Ein wichtiges Gebot für die israelischen Sicherheitsdienste lautet: Lerne die Sprache deines Feindes. Arabisch ist die zweite offizielle Sprache in Israel. Sie wird an praktisch jeder höheren Schule gelehrt. Die Armee bietet Soldaten Intensivkurse an. Trotzdem ist der Strom des arabischen Geheimdienstmaterials so groß, dass nicht alles übersetzt werden kann.

"Nur Engel machen keine Fehler"

Wenn schließlich die Entscheidung gefallen ist, einen Palästinenser gezielt zu töten und er ins Visier geraten ist, muss alles blitzschnell gehen.

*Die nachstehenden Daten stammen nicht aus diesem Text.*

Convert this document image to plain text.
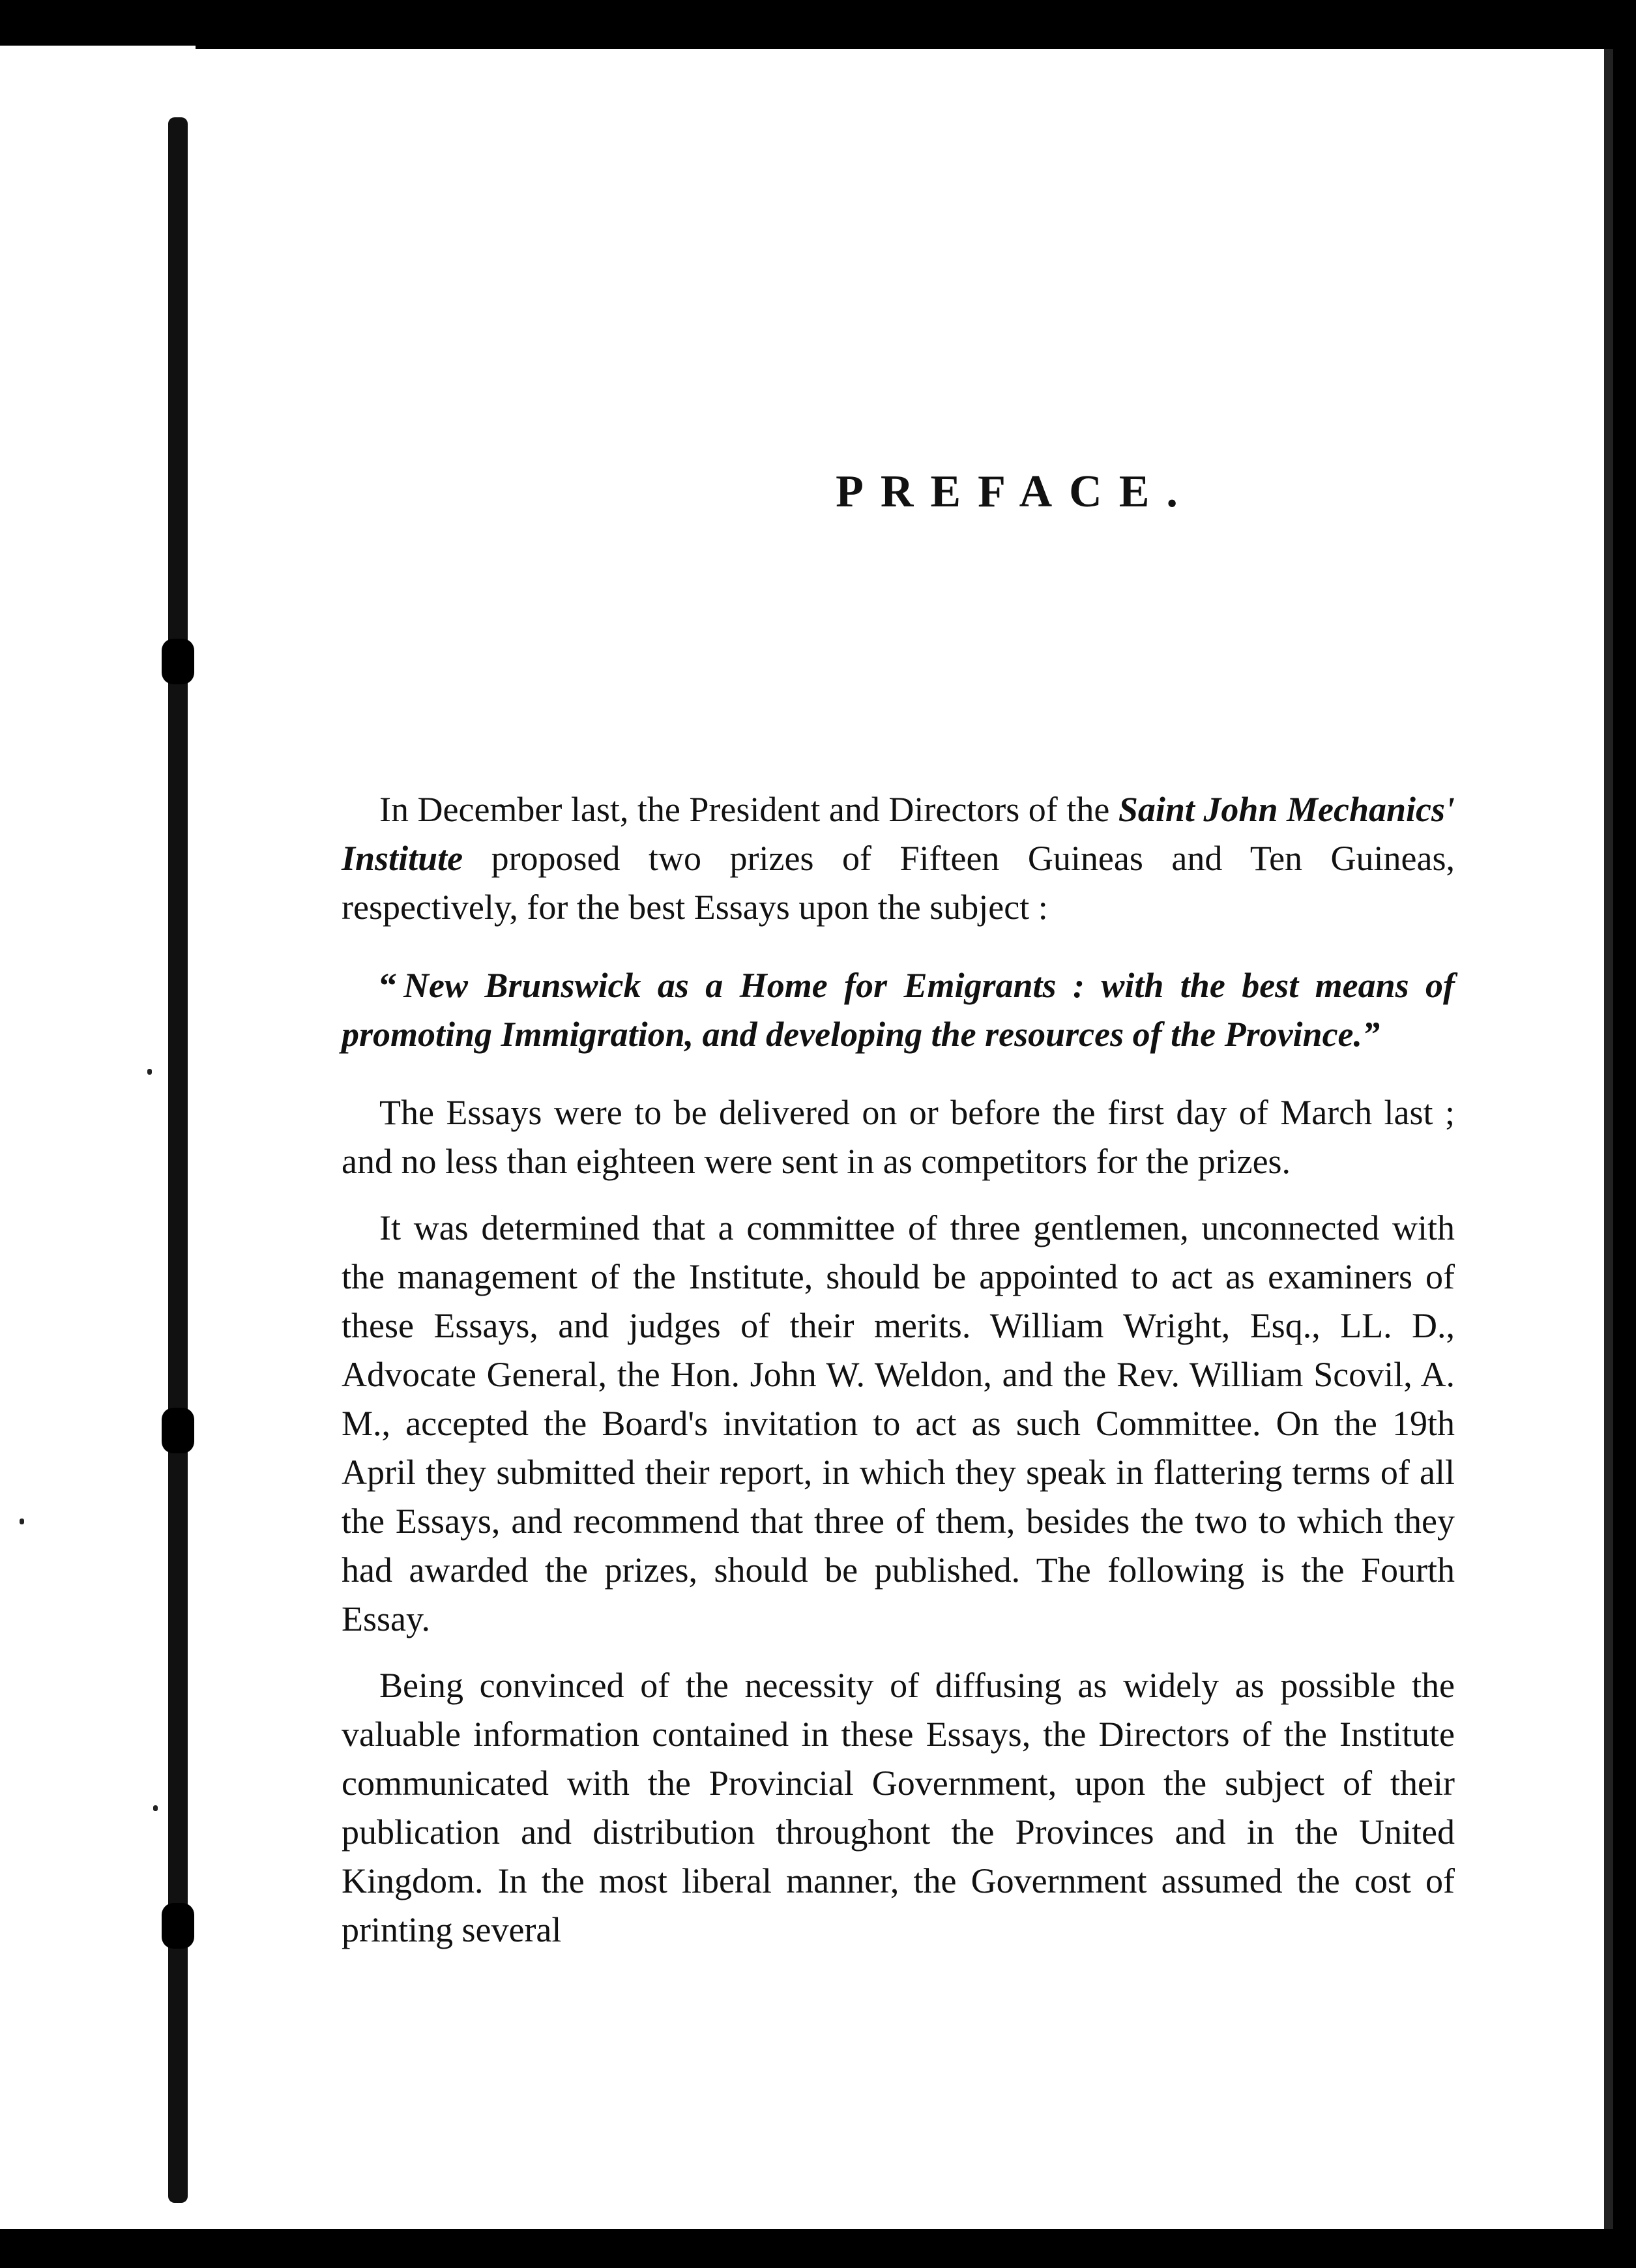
PREFACE.

In December last, the President and Directors of the Saint John Mechanics' Institute proposed two prizes of Fifteen Guineas and Ten Guineas, respectively, for the best Essays upon the subject :

“ New Brunswick as a Home for Emigrants : with the best means of promoting Immigration, and developing the resources of the Province.”

The Essays were to be delivered on or before the first day of March last ; and no less than eighteen were sent in as competitors for the prizes.

It was determined that a committee of three gentlemen, unconnected with the management of the Institute, should be appointed to act as examiners of these Essays, and judges of their merits. William Wright, Esq., LL. D., Advocate General, the Hon. John W. Weldon, and the Rev. William Scovil, A. M., accepted the Board's invitation to act as such Committee. On the 19th April they submitted their report, in which they speak in flattering terms of all the Essays, and recommend that three of them, besides the two to which they had awarded the prizes, should be published. The following is the Fourth Essay.

Being convinced of the necessity of diffusing as widely as possible the valuable information contained in these Essays, the Directors of the Institute communicated with the Provincial Government, upon the subject of their publication and distribution throughont the Provinces and in the United Kingdom. In the most liberal manner, the Government assumed the cost of printing several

Sekundenbruchteile entscheiden über den Erfolg der tödlichen Aktion. Die von Kampfflugzeugen oder Hubschraubern abgefeuerten Geschosse und Raketen sind zentimetergenau. Im Idealfall für die Israelis trifft der Schuss nur den todgeweihten Extremisten, ohne Unbeteiligte zu verletzen. "Unschuldige dürfen nicht getötet werden", betont Shaked ganz entschieden und fügt im selben Atemzug hinzu: "Wir Israelis sind auch nur Menschen. Nur Engel machen keine Fehler."

Im August 2001 töteten drei Raketen den Chef der radikalen Palästinensischen Volksbefreiungsfront (PFLP), Abu Ali Mustafa, in Ramallah. Mustafa saß im seinem Büro im vierten Stock eines Gebäudes, als die Geschosse einschlugen. Von den Bewohnern des Hauses wurden lediglich vier leicht verletzt. Im Juli 2002 feuerte ein israelisches Kampfflugzeug zwei Raketen auf das Haus des Hamas-Führers Salach Schehade in Gaza. Diesmal starben außer ihm weitere 14 Palästinenser, darunter mehrere Kinder. Der Angriff löste weltweite Empörung aus.

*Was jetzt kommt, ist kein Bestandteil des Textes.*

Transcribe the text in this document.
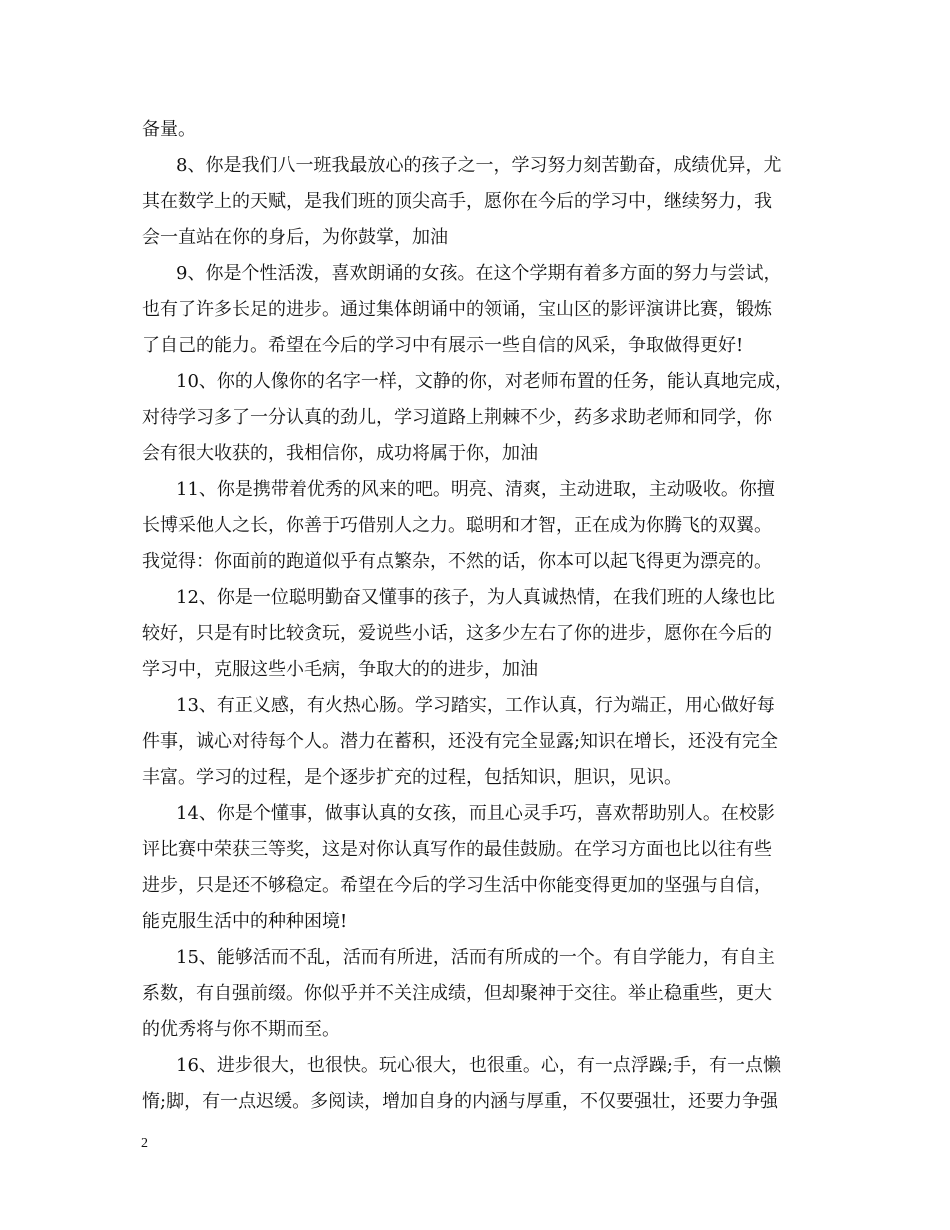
备量。
8、你是我们八一班我最放心的孩子之一，学习努力刻苦勤奋，成绩优异，尤
其在数学上的天赋，是我们班的顶尖高手，愿你在今后的学习中，继续努力，我
会一直站在你的身后，为你鼓掌，加油
9、你是个性活泼，喜欢朗诵的女孩。在这个学期有着多方面的努力与尝试，
也有了许多长足的进步。通过集体朗诵中的领诵，宝山区的影评演讲比赛，锻炼
了自己的能力。希望在今后的学习中有展示一些自信的风采，争取做得更好!
10、你的人像你的名字一样，文静的你，对老师布置的任务，能认真地完成，
对待学习多了一分认真的劲儿，学习道路上荆棘不少，药多求助老师和同学，你
会有很大收获的，我相信你，成功将属于你，加油
11、你是携带着优秀的风来的吧。明亮、清爽，主动进取，主动吸收。你擅
长博采他人之长，你善于巧借别人之力。聪明和才智，正在成为你腾飞的双翼。
我觉得：你面前的跑道似乎有点繁杂，不然的话，你本可以起飞得更为漂亮的。
12、你是一位聪明勤奋又懂事的孩子，为人真诚热情，在我们班的人缘也比
较好，只是有时比较贪玩，爱说些小话，这多少左右了你的进步，愿你在今后的
学习中，克服这些小毛病，争取大的的进步，加油
13、有正义感，有火热心肠。学习踏实，工作认真，行为端正，用心做好每
件事，诚心对待每个人。潜力在蓄积，还没有完全显露;知识在增长，还没有完全
丰富。学习的过程，是个逐步扩充的过程，包括知识，胆识，见识。
14、你是个懂事，做事认真的女孩，而且心灵手巧，喜欢帮助别人。在校影
评比赛中荣获三等奖，这是对你认真写作的最佳鼓励。在学习方面也比以往有些
进步，只是还不够稳定。希望在今后的学习生活中你能变得更加的坚强与自信，
能克服生活中的种种困境!
15、能够活而不乱，活而有所进，活而有所成的一个。有自学能力，有自主
系数，有自强前缀。你似乎并不关注成绩，但却聚神于交往。举止稳重些，更大
的优秀将与你不期而至。
16、进步很大，也很快。玩心很大，也很重。心，有一点浮躁;手，有一点懒
惰;脚，有一点迟缓。多阅读，增加自身的内涵与厚重，不仅要强壮，还要力争强
2
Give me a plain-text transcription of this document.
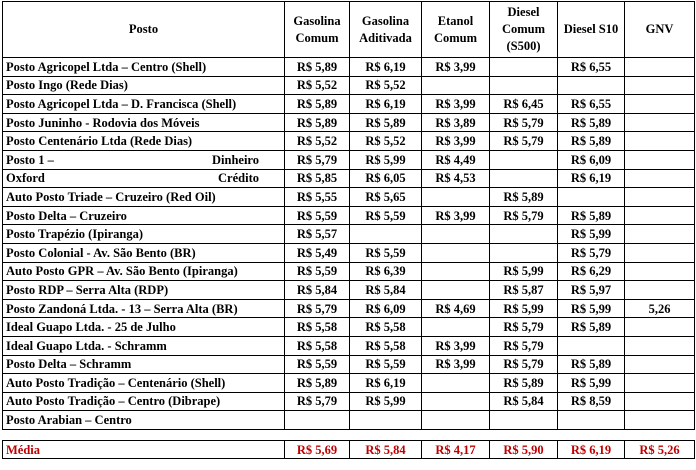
Posto	Gasolina Comum	Gasolina Aditivada	Etanol Comum	Diesel Comum (S500)	Diesel S10	GNV
Posto Agricopel Ltda – Centro (Shell)	R$ 5,89	R$ 6,19	R$ 3,99		R$ 6,55	
Posto Ingo (Rede Dias)	R$ 5,52	R$ 5,52				
Posto Agricopel Ltda – D. Francisca (Shell)	R$ 5,89	R$ 6,19	R$ 3,99	R$ 6,45	R$ 6,55	
Posto Juninho - Rodovia dos Móveis	R$ 5,89	R$ 5,89	R$ 3,89	R$ 5,79	R$ 5,89	
Posto Centenário Ltda (Rede Dias)	R$ 5,52	R$ 5,52	R$ 3,99	R$ 5,79	R$ 5,89	

Posto 1 – Dinheiro	R$ 5,79	R$ 5,99	R$ 4,49		R$ 6,09	

Oxford Crédito	R$ 5,85	R$ 6,05	R$ 4,53		R$ 6,19	
Auto Posto Triade – Cruzeiro (Red Oil)	R$ 5,55	R$ 5,65		R$ 5,89		
Posto Delta – Cruzeiro	R$ 5,59	R$ 5,59	R$ 3,99	R$ 5,79	R$ 5,89	
Posto Trapézio (Ipiranga)	R$ 5,57				R$ 5,99	
Posto Colonial - Av. São Bento (BR)	R$ 5,49	R$ 5,59			R$ 5,79	
Auto Posto GPR – Av. São Bento (Ipiranga)	R$ 5,59	R$ 6,39		R$ 5,99	R$ 6,29	
Posto RDP – Serra Alta (RDP)	R$ 5,84	R$ 5,84		R$ 5,87	R$ 5,97	
Posto Zandoná Ltda. - 13 – Serra Alta (BR)	R$ 5,79	R$ 6,09	R$ 4,69	R$ 5,99	R$ 5,99	5,26
Ideal Guapo Ltda. - 25 de Julho	R$ 5,58	R$ 5,58		R$ 5,79	R$ 5,89	
Ideal Guapo Ltda. - Schramm	R$ 5,58	R$ 5,58	R$ 3,99	R$ 5,79		
Posto Delta – Schramm	R$ 5,59	R$ 5,59	R$ 3,99	R$ 5,79	R$ 5,89	
Auto Posto Tradição – Centenário (Shell)	R$ 5,89	R$ 6,19		R$ 5,89	R$ 5,99	
Auto Posto Tradição – Centro (Dibrape)	R$ 5,79	R$ 5,99		R$ 5,84	R$ 8,59	
Posto Arabian – Centro						

Média	R$ 5,69	R$ 5,84	R$ 4,17	R$ 5,90	R$ 6,19	R$ 5,26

Mindestens 100 Palästinenser gezielt getötet

In den vergangenen drei Jahren haben die israelischen Streitkräfte nach Schätzung von Shaked mindestens 100 Palästinenser gezielt getötet. Dieses Vorgehen wird international immer wieder verurteilt. Geheimdienstkollegen weltweit sind trotzdem neidisch auf die israelischen "Erfolge", wie Shaked nach eigener Aussage in Gesprächen immer wieder erfährt.

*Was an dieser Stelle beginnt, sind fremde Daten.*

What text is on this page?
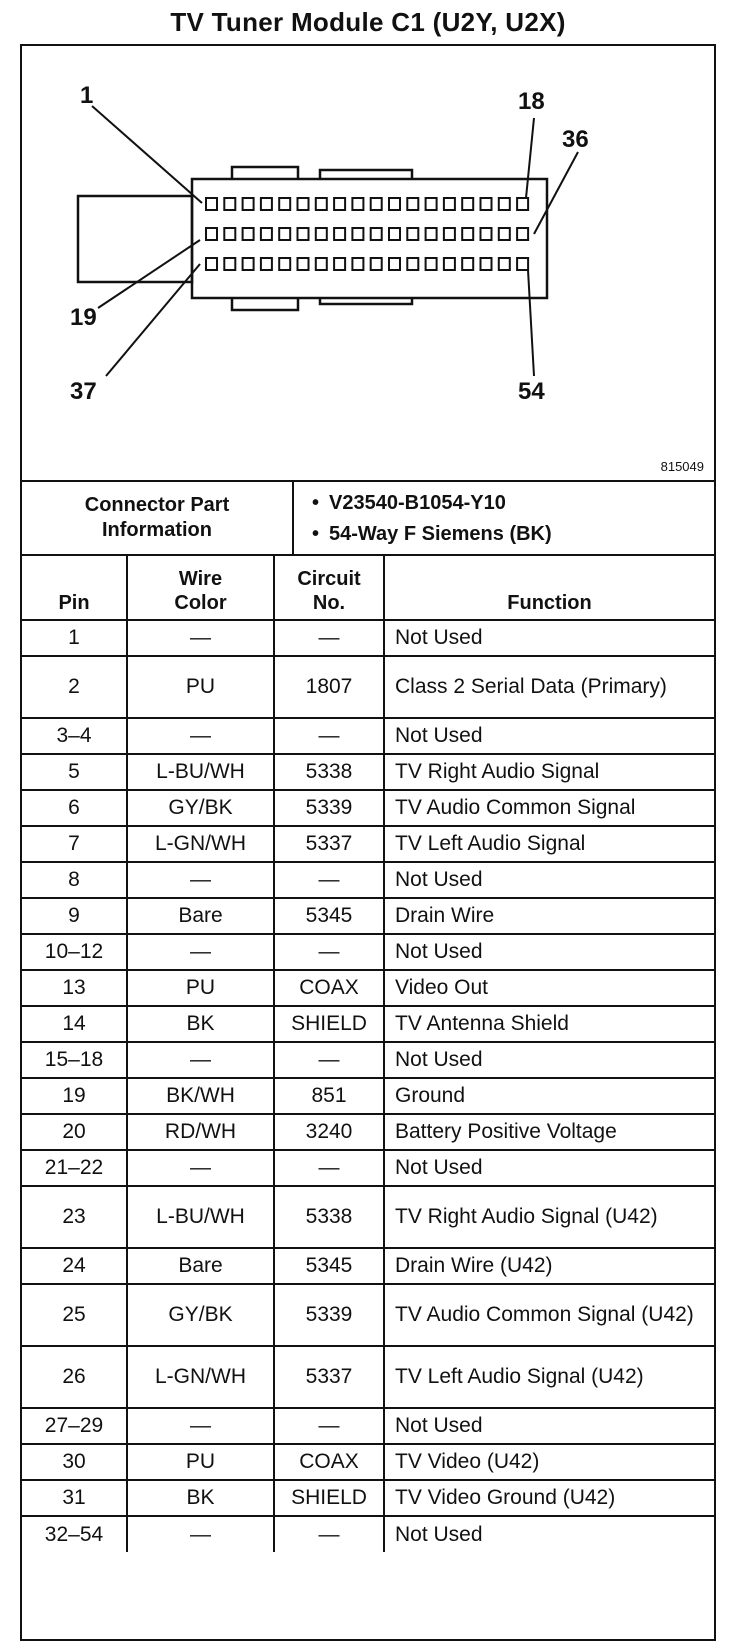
TV Tuner Module C1 (U2Y, U2X)
1	18
36
19
37	54
815049
Connector Part Information
• V23540-B1054-Y10
• 54-Way F Siemens (BK)
Pin	Wire Color	Circuit No.	Function
1	—	—	Not Used
2	PU	1807	Class 2 Serial Data (Primary)
3–4	—	—	Not Used
5	L-BU/WH	5338	TV Right Audio Signal
6	GY/BK	5339	TV Audio Common Signal
7	L-GN/WH	5337	TV Left Audio Signal
8	—	—	Not Used
9	Bare	5345	Drain Wire
10–12	—	—	Not Used
13	PU	COAX	Video Out
14	BK	SHIELD	TV Antenna Shield
15–18	—	—	Not Used
19	BK/WH	851	Ground
20	RD/WH	3240	Battery Positive Voltage
21–22	—	—	Not Used
23	L-BU/WH	5338	TV Right Audio Signal (U42)
24	Bare	5345	Drain Wire (U42)
25	GY/BK	5339	TV Audio Common Signal (U42)
26	L-GN/WH	5337	TV Left Audio Signal (U42)
27–29	—	—	Not Used
30	PU	COAX	TV Video (U42)
31	BK	SHIELD	TV Video Ground (U42)
32–54	—	—	Not Used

Der israelische Geheimdienst sei allerdings nicht immer glücklich über die gezielten Tötungen. Die mehrere tausend Mitglieder zählende Hamas kann ihre Kader schnell ersetzen. Die neuen Führer sind anfangs zwar nicht so erfahren wie ihre Vorgänger, aber auch für Israel oft zunächst unbeschriebene Blätter. Ein führender Geheimdienstmann klagte: "Wir haben noch nicht herausgefunden, wie man eine Leiche verhören kann."